There’s a lot of hype this week following the “purity bashing” and “slut bashing” that went on at the MTV Video Music Awards this past Sunday night.
If you missed the craziness, David and I summed it all up in our Post VMA Thoughts article Monday.
Basically, the host of the show, British comic Russell Brand, bashed purity all night, using the Jonas Bros as the main target of his jests. Then Jordin Sparks snapped back with a few thoughts of her own, defending purity pledges and ending with, “Not every guy and girl wants to be a slut.”
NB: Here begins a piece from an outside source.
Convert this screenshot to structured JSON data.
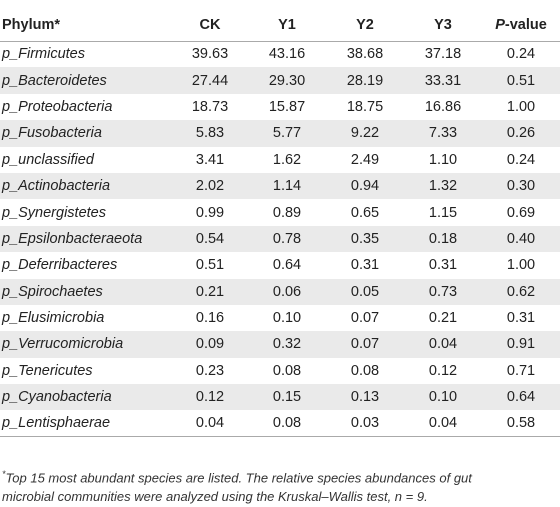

Now we’ve seen a myriad of articles and blogs chiming in on the aftermath. OMG! Yahoo reports:
The Jonas Brothers have no beef with Russell Brand after he mocked their virginity on Sunday’s 2008 MTV Video Music Awards.
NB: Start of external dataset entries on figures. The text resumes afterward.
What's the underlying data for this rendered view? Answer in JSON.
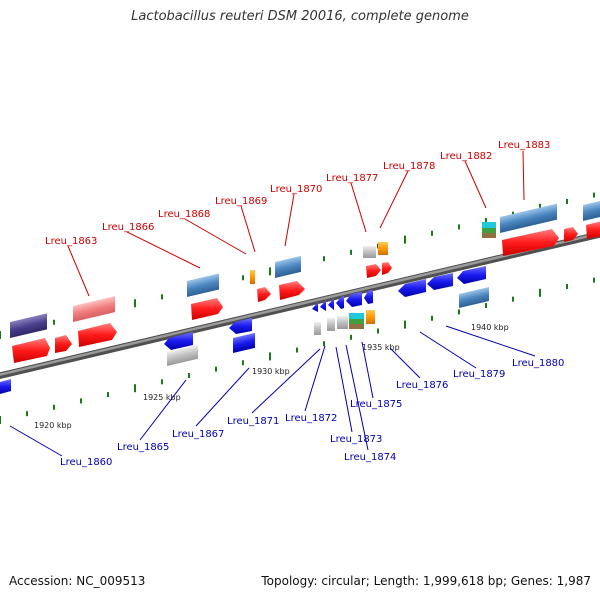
{
  "title": "Lactobacillus reuteri DSM 20016, complete genome",
  "footer": {
    "accession": "Accession: NC_009513",
    "summary": "Topology: circular; Length: 1,999,618 bp; Genes: 1,987"
  },
  "colors": {
    "forward_label": "#cc0000",
    "reverse_label": "#0000aa",
    "forward_gene": "#ff1a1a",
    "reverse_gene": "#1a1aee",
    "cds_steel": "#4a86c0",
    "pseudo_grey": "#c0c0c0",
    "tick_green": "#1a7a1a",
    "axis_grey": "#7a7a7a"
  },
  "kbp_markers": [
    "1920 kbp",
    "1925 kbp",
    "1930 kbp",
    "1935 kbp",
    "1940 kbp"
  ],
  "forward_labels": [
    "Lreu_1863",
    "Lreu_1866",
    "Lreu_1868",
    "Lreu_1869",
    "Lreu_1870",
    "Lreu_1877",
    "Lreu_1878",
    "Lreu_1882",
    "Lreu_1883"
  ],
  "reverse_labels": [
    "Lreu_1860",
    "Lreu_1865",
    "Lreu_1867",
    "Lreu_1871",
    "Lreu_1872",
    "Lreu_1873",
    "Lreu_1874",
    "Lreu_1875",
    "Lreu_1876",
    "Lreu_1879",
    "Lreu_1880"
  ]
}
“For us it’s cool to see that he recognizes we are gentlemen,” Nick Jonas told BBC’s Radio 1.
Sparks says that she wishes she would have worded things differently, but doesn’t regret that she said something. Hollywood Insider gives the scoop:
Attending the show for the first time, the American Idol winner went off-script after being agitated by host Russell Brand’s repeated mocking of the Jonas Brothers’ promise rings. “It’s something I feel strongly about,” she tells EW.com. “I wish I would’ve worded it differently — that somebody who doesn’t wear a promise ring isn’t necessarily a slut — but I can’t take it back now. It was a split-second thing, and it came out kind of wrong. Still, I don’t regret it.”
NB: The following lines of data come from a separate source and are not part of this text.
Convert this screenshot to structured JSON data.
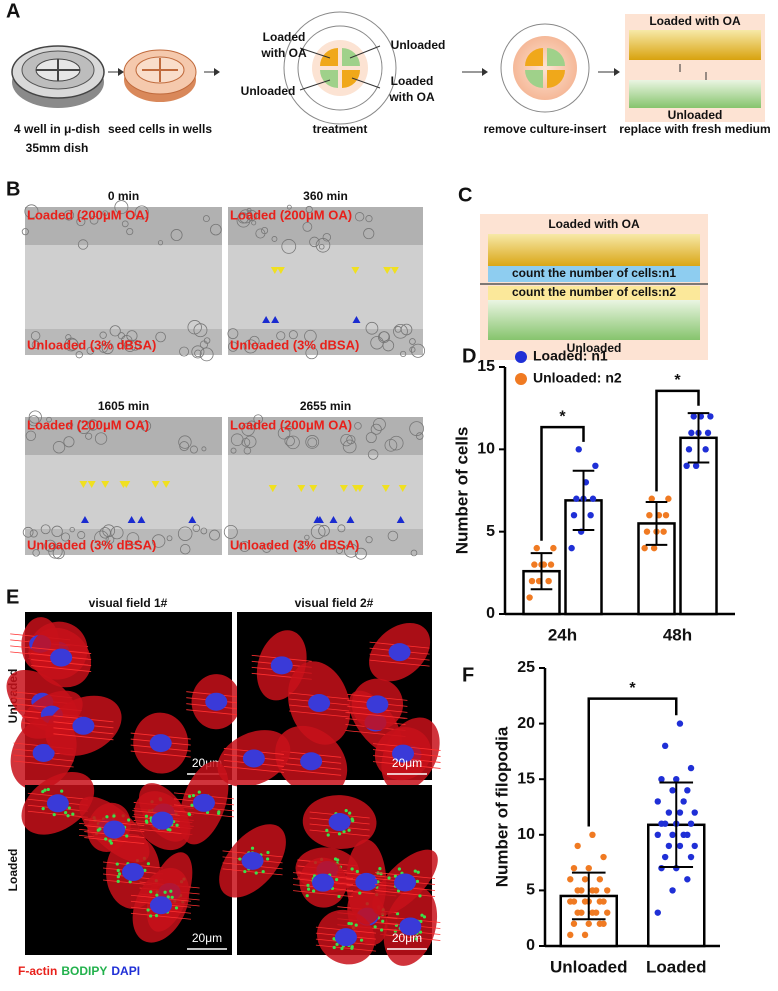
{
  "figure": {
    "panel_a": {
      "label": "A",
      "dish_caption": [
        "4 well in μ-dish",
        "35mm dish"
      ],
      "seed_caption": "seed cells in wells",
      "treatment": {
        "loaded_top": [
          "Loaded",
          "with OA"
        ],
        "unloaded_top": "Unloaded",
        "unloaded_bottom": "Unloaded",
        "loaded_bottom": [
          "Loaded",
          "with OA"
        ],
        "caption": "treatment"
      },
      "remove_caption": "remove culture-insert",
      "replace": {
        "top": "Loaded with OA",
        "bottom": "Unloaded",
        "caption": "replace with fresh medium"
      }
    },
    "panel_b": {
      "label": "B",
      "times": [
        "0 min",
        "360 min",
        "1605 min",
        "2655 min"
      ],
      "top_label": "Loaded (200μM OA)",
      "bottom_label": "Unloaded (3% dBSA)"
    },
    "panel_c": {
      "label": "C",
      "top": "Loaded with OA",
      "count_n1": "count the number of cells:n1",
      "count_n2": "count the number of cells:n2",
      "bottom": "Unloaded"
    },
    "panel_e": {
      "label": "E",
      "columns": [
        "visual field 1#",
        "visual field 2#"
      ],
      "rows": [
        "Unloaded",
        "Loaded"
      ],
      "scale_bar": "20μm",
      "stains": [
        {
          "name": "F-actin",
          "color": "#e8201a"
        },
        {
          "name": "BODIPY",
          "color": "#22b14c"
        },
        {
          "name": "DAPI",
          "color": "#1f2fd6"
        }
      ]
    }
  },
  "chart_data": [
    {
      "type": "bar",
      "panel_label": "D",
      "y_label": "Number of cells",
      "categories": [
        "24h",
        "48h"
      ],
      "series": [
        {
          "name": "Loaded: n1",
          "color": "#1f2fd6",
          "values": [
            6.9,
            10.7
          ],
          "errors": [
            1.8,
            1.5
          ],
          "points": [
            [
              4,
              5,
              6,
              6,
              7,
              7,
              7,
              8,
              9,
              10
            ],
            [
              9,
              9,
              10,
              10,
              11,
              11,
              11,
              12,
              12,
              12
            ]
          ]
        },
        {
          "name": "Unloaded: n2",
          "color": "#f07a22",
          "values": [
            2.6,
            5.5
          ],
          "errors": [
            1.1,
            1.3
          ],
          "points": [
            [
              1,
              2,
              2,
              2,
              3,
              3,
              3,
              3,
              4,
              4
            ],
            [
              4,
              4,
              5,
              5,
              5,
              6,
              6,
              6,
              7,
              7
            ]
          ]
        }
      ],
      "ylim": [
        0,
        15
      ],
      "yticks": [
        0,
        5,
        10,
        15
      ],
      "annotations": [
        "*",
        "*"
      ],
      "legend": "top-left"
    },
    {
      "type": "bar",
      "panel_label": "F",
      "y_label": "Number of filopodia",
      "categories": [
        "Unloaded",
        "Loaded"
      ],
      "values": [
        4.5,
        10.9
      ],
      "errors": [
        2.1,
        3.8
      ],
      "colors": [
        "#f07a22",
        "#1f2fd6"
      ],
      "points": [
        [
          1,
          1,
          2,
          2,
          2,
          2,
          3,
          3,
          3,
          3,
          3,
          4,
          4,
          4,
          4,
          4,
          4,
          5,
          5,
          5,
          5,
          5,
          6,
          6,
          6,
          7,
          7,
          8,
          9,
          10
        ],
        [
          3,
          5,
          6,
          7,
          7,
          8,
          8,
          9,
          9,
          9,
          10,
          10,
          10,
          10,
          11,
          11,
          11,
          11,
          12,
          12,
          12,
          13,
          13,
          14,
          14,
          15,
          15,
          16,
          18,
          20
        ]
      ],
      "ylim": [
        0,
        25
      ],
      "yticks": [
        0,
        5,
        10,
        15,
        20,
        25
      ],
      "annotations": [
        "*"
      ]
    }
  ]
}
I don’t regret that she said it either. Her comments can’t be torn out of context. She stood up after 90 minutes of crude jokes, sexual references and racy songs… her comments were the lone voice siding with purity (because no one else spoke up). Her message had to be that polarized to even break through the smoke. It didn’t insinuate that people who aren’t virgins are sluts at all. It communicated that those who were making it light that night probably were sluts.
It was a risky move for Sparks. It wasn’t a popular opinion to verbalize. It was the highlight of the show.